9 December, 2020
Sale of old library could safeguard coastal walkway
A bid to buy a property to secure public access to the Takapuna-to-Milford beach walk where it crosses private land at Black Rock is being advanced by the Devonport-Takapuna Local Board.
Board members agree that buying 9 Kitchener Rd would safeguard the popular walkway for future generations, but are split on how any purchase should be funded.
Board chairman Aidan Bennett said the “window of opportunity” to buy the land and cottage should be acted upon to create a public reserve and potentially a writers’ or artists’ retreat. “It’s a little gem and would make a fantastic park for this community.”
Money from the intended sale of the former library building at No 2 The Strand, Takapuna, could fund the purchase, he said. “This is an example of us using assets to create future assets for the community.” Three councillors who oppose the sale of the old library building – declared surplus by Auckland Council this year and set to be disposed of by council development arm Panuku – want other ways of funding the beach property purchase explored.
Bennett said the council did not have surplus money for purchases, but given the unoccupied property at No 2 The Strand was an endowed building, proceeds from its sale would be available to spend in the local-board area.
Member Toni van Tonder said the dilapidated library was just sitting there and was set to be sold. “This is our opportunity to do something.”
Since a wooden bridge boardwalk over rocks was washed out beyond repair in 2011, the seafront property at 9 Kitchener Rd has been crossed by up to 1000 people a day, thanks to the good graces of its occupant Paul Firth, whose family has owned the land since the 1940s.
Another private owner might not allow this, jeopardising future access to that section of the track which is now part of Te Araroa, the country-long walkway.
The board was told that Firth wanted to strike an agreement to sell and have the land made available for the enjoyment of future generations.
His sister Ann, who died several years ago, had a co-share of the property and her wishes were said to be that it be held in trust for the people of Auckland, with the intention that the cottage be used as a writers’ centre.
A new pathway down to the coastal track from near where Hurstmere Rd curves into Kitchener Rd could be created. This would allow easy access to Thorne Bay to the south or along to Milford.

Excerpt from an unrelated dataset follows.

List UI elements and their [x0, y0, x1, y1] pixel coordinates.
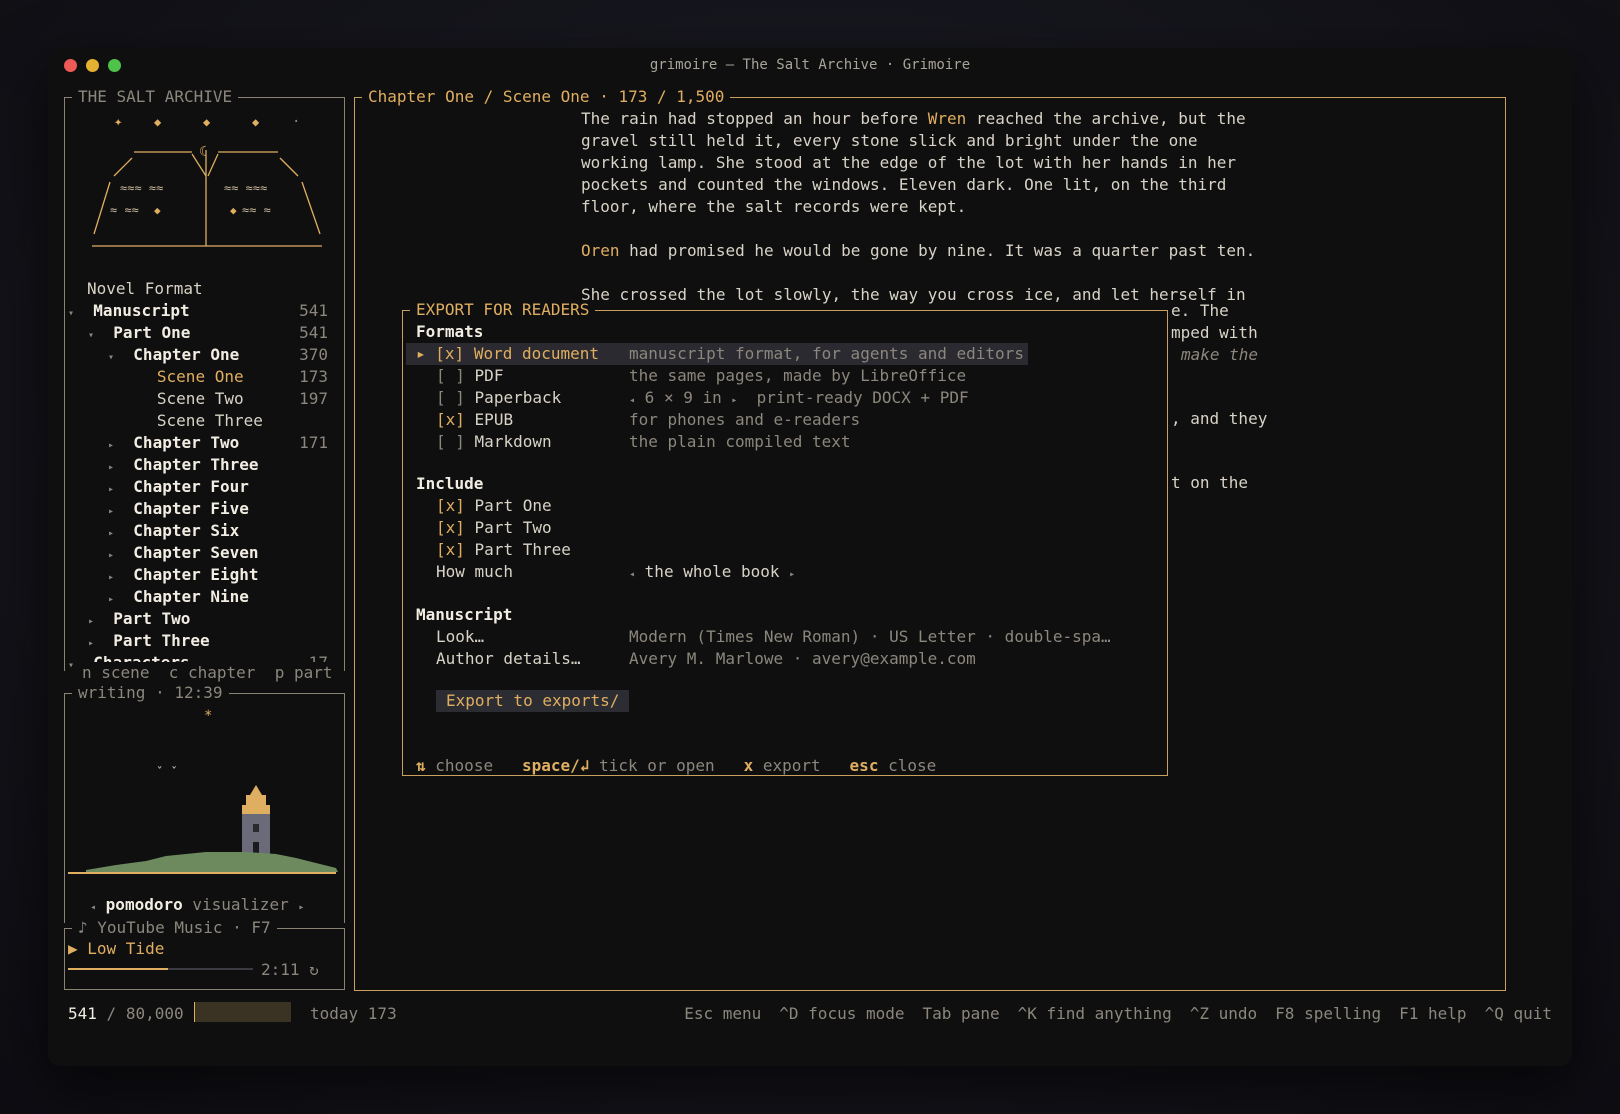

Board deputy chair George Wood said Firth, now in his mid-70s, was keen to see the matter settled. “He is being very generous in his discussions.” Wood seconded a notice of motion by Bennett that urged council staff begin talks with the Firth family lawyers to explore sales options.
Wood said: “One of the reasons I joined this board was to secure access across this property for the future.” Bennett commended his efforts.
Jan O’Connor, Ruth Jackson and Trish Deans, who oppose the sale of No. 2 The Strand, cautioned against presuming the wishes of the estate of Ann Firth. They advised also against discussing property matters in a public meeting.
Jackson said it was never good for funds to buy a property being dependent on the sale of another. “It creates a property purchase chain where you don’t need one.”
No development needed to take place until funds allowed, said Bennett. He called for a confidential briefing from Panuku to update the board on sales matters.
“As a local board we need to embrace these opportunities and prepare for the future, not just hold on to fixed ideas and old assets,” he said.
No. 2 The Strand, along with other properties and reserves the council is keen to look at selling, is currently subject to High Court proceedings by a community group, Save Our Shore Public Spaces, seeking to halt the sales. The council has filed a defence, agreeing to consult over it.
Decisions rest with its Finance Committee, although local board preferences over asset “optimisation” in Takapuna will be discussed further in February.